A young man wanted to get his beautiful blonde wife something nice for their first wedding anniversary. So he decides to buy her a cell phone. She is all excited - she loves her phone. He shows her and explains to her all the features on the phone. The next day the blonde goes shopping. Her phone rings and it's her husband. "Hi Hon," he says. "How do you like your new phone?" She replies, "I just love it. It's so small and your voice is clear as a bell. There's one thing I don't understand though." "What's that, baby?" asks the husband. "How did you know I was at Wal-Mart?"
A blonde has sharp pains in her side. The doctor examines her and says, "You have acute appendicitis." The blonde says, "That's sweet, doc, but I came here to get medical help."
A blonde was on her way to Disneyland, but she went home when she saw a sign saying ‘Disneyland Left’.
Q: There are 17 blonds standing outside a disco but why couldn't they get in? A: The sign said "must be 18 to enter".
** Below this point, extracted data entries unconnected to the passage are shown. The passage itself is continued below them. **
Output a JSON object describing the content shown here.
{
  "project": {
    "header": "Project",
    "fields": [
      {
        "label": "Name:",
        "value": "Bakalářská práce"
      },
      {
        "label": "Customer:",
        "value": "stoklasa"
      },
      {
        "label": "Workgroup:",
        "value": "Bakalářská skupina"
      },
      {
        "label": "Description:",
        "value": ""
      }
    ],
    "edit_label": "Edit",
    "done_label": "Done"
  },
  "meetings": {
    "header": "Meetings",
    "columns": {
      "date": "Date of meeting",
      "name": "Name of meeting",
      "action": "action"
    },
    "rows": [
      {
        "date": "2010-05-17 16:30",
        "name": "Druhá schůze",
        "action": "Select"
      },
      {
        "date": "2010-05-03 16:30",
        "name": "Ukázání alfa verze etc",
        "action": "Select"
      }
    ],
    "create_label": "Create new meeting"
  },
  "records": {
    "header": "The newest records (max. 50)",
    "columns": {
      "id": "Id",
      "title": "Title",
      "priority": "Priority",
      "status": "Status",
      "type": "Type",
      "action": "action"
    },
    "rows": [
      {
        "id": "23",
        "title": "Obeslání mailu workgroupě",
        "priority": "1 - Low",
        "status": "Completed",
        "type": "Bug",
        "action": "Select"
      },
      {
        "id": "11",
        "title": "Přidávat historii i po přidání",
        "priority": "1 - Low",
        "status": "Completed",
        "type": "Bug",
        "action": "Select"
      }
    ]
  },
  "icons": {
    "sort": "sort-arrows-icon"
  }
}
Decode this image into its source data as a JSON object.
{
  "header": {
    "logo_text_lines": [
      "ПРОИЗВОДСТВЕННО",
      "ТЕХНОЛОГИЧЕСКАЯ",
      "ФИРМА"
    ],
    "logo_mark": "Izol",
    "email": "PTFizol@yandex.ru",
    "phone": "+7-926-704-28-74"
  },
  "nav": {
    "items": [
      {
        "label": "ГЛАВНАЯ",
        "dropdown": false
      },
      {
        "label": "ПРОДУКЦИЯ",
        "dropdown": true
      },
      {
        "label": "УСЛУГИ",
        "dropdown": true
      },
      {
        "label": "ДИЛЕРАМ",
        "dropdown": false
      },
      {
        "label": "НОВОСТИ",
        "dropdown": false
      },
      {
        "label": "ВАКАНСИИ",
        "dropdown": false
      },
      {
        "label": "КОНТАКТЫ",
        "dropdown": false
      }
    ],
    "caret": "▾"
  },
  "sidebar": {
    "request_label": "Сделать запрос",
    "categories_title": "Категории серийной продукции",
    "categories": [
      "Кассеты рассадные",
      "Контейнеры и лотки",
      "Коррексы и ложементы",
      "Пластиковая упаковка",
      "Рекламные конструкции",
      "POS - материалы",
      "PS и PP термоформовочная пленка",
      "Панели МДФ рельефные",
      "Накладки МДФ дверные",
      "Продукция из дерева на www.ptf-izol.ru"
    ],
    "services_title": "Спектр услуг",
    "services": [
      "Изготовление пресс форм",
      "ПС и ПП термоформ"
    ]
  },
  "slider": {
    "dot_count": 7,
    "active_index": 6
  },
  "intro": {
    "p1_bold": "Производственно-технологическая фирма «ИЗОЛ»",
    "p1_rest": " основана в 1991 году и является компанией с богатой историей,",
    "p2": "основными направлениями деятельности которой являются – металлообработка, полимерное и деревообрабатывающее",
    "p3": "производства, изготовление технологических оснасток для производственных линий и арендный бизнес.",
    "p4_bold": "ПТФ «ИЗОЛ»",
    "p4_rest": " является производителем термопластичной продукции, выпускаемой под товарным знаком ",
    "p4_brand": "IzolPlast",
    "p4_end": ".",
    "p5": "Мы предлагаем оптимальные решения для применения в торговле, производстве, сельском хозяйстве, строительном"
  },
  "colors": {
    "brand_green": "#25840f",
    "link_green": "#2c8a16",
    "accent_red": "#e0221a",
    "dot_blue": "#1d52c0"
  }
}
Q: Why is it OK for blondes to catch cold? A: They don't have to worry about blowing their brains out.
What’s the difference between a blonde and a 747? Not everyone’s been in a 747.
Why does a man prefer blondes? Men always like intellectual company.
What do you call a blonde skeleton in the closet? Last year's hide and seek champion.
How do you drown a blonde? Put a scratch ’n sniff sticker at the bottom of a pool.